What 14 Months Actually Taught Me

The tool matters less than the system around it. Claude Code is excellent, but the reason things work now is AGENTS.md, the skills library, the worktree workflow, and the task management integration. If I had to switch to a different AI tool tomorrow, 80% of my productivity would transfer because it lives in plain text files that any capable AI can read.

Writing rules for an AI means writing rules for yourself. Every principle in AGENTS.md is something I should have been doing before AI tools existed. Articulating them for a collaborator forced me to be honest about where my own discipline had been vague and aspirational.

Isolation is everything. The single biggest improvement was giving each task its own isolated working environment. No context bleeding between tasks. No accidental changes to the wrong branch. No AI helpfully improving things you didn’t ask it to touch.

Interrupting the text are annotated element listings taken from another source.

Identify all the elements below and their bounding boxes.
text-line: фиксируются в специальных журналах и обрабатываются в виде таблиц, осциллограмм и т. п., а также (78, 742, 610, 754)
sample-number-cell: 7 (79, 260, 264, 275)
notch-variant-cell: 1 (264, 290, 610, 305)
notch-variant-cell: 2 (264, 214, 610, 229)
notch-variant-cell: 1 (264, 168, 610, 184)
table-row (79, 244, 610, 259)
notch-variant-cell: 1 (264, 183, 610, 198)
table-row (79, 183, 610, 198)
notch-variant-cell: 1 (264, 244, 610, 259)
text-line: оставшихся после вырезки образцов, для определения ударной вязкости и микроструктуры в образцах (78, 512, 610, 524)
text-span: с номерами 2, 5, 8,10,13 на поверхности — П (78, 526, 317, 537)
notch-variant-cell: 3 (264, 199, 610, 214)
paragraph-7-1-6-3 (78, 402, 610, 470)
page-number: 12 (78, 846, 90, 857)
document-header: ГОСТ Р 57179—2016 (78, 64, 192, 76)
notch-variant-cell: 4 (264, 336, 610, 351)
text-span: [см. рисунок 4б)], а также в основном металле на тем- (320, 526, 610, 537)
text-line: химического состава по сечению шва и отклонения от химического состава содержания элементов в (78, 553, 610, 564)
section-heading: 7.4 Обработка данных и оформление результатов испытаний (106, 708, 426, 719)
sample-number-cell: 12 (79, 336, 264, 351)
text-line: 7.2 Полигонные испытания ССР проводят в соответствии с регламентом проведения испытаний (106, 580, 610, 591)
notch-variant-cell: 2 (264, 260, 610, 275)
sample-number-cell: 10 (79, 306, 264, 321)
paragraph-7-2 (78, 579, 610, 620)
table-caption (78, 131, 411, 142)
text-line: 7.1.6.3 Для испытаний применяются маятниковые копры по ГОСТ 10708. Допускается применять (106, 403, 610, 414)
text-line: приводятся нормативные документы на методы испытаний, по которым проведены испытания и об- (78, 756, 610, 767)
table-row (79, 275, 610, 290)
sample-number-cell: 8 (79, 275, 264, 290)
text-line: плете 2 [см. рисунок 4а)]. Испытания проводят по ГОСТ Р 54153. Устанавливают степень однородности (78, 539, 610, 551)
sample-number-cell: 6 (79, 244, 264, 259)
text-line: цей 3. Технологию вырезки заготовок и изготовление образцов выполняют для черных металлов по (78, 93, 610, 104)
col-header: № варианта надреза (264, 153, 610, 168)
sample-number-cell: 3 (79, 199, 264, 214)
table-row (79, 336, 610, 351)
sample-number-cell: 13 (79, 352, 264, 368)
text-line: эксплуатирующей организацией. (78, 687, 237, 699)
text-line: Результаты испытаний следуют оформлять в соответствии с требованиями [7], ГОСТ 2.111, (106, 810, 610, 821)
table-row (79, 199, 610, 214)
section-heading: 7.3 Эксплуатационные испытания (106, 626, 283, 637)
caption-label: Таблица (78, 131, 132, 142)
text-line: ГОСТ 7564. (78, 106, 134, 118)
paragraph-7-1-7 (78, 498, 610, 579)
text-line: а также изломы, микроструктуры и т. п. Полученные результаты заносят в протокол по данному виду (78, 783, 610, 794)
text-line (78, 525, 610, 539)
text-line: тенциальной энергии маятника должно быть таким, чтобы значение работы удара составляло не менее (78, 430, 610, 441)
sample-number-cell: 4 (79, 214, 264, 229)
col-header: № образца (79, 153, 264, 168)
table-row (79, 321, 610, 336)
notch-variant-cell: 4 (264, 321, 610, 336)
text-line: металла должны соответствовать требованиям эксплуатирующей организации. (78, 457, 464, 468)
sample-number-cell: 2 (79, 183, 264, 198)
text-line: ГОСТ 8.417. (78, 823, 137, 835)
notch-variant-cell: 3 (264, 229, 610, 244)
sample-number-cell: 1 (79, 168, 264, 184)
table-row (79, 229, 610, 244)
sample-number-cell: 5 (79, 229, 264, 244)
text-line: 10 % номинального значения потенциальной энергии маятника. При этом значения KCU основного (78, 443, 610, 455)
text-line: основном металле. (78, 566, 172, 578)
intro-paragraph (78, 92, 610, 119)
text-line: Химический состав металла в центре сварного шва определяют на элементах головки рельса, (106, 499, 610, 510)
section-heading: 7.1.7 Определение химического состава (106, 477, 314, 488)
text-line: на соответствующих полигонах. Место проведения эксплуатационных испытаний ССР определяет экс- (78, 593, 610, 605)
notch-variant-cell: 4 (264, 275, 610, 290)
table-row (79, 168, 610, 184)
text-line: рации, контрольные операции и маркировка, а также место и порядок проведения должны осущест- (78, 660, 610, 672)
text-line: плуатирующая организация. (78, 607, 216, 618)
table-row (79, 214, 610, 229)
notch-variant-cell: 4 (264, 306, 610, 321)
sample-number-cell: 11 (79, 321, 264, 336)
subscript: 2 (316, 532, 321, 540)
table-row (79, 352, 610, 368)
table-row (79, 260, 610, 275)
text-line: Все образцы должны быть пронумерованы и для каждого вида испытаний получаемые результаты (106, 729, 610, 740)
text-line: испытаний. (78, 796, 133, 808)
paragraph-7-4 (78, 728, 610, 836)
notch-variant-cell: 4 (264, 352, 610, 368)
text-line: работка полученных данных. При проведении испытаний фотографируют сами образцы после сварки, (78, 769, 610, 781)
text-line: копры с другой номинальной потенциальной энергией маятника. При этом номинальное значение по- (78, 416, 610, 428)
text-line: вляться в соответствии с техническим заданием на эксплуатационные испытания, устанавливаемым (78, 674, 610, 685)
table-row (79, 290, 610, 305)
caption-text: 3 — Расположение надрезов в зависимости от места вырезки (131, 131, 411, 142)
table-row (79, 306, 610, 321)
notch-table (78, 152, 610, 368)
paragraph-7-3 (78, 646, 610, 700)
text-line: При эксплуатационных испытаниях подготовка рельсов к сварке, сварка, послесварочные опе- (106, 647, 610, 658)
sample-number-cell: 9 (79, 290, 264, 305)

Give AI narrow scope, not broad autonomy. The temptation is to say “here’s the feature, go build it.” This produces impressive demos and terrible pull requests. Narrow tasks, explicit constraints, and defined acceptance criteria produce boring, reliable, reviewable work. Which is what you actually want.

Reproducibility is the foundation. Without a declarative environment setup, every new machine was a productivity black hole. With it, you’re working in minutes.

Where Things Stand

As of today: Claude Code as the interface, AGENTS.md as the collaboration protocol, twelve workspace skills, helper tools for dependency documentation, browser testing and task management integrations, isolated worktrees for each task, and a declarative environment that reproduces all of it on any machine.

We shipped to production two days ago. The platform serves real users. Most commits have Co-Authored-By: Claude in them. The AI reads tasks, writes code, runs tests, and updates task status. I plan, review, and make judgment calls.

It took 14 months and too many migrations to arrive at something this simple. The irony is that the final system barely depends on the specific tool. It’s a set of text files describing how to work together. The AI reads them. We get things done.

For the first time in over a year, I’m not looking at what’s next. I’m just building.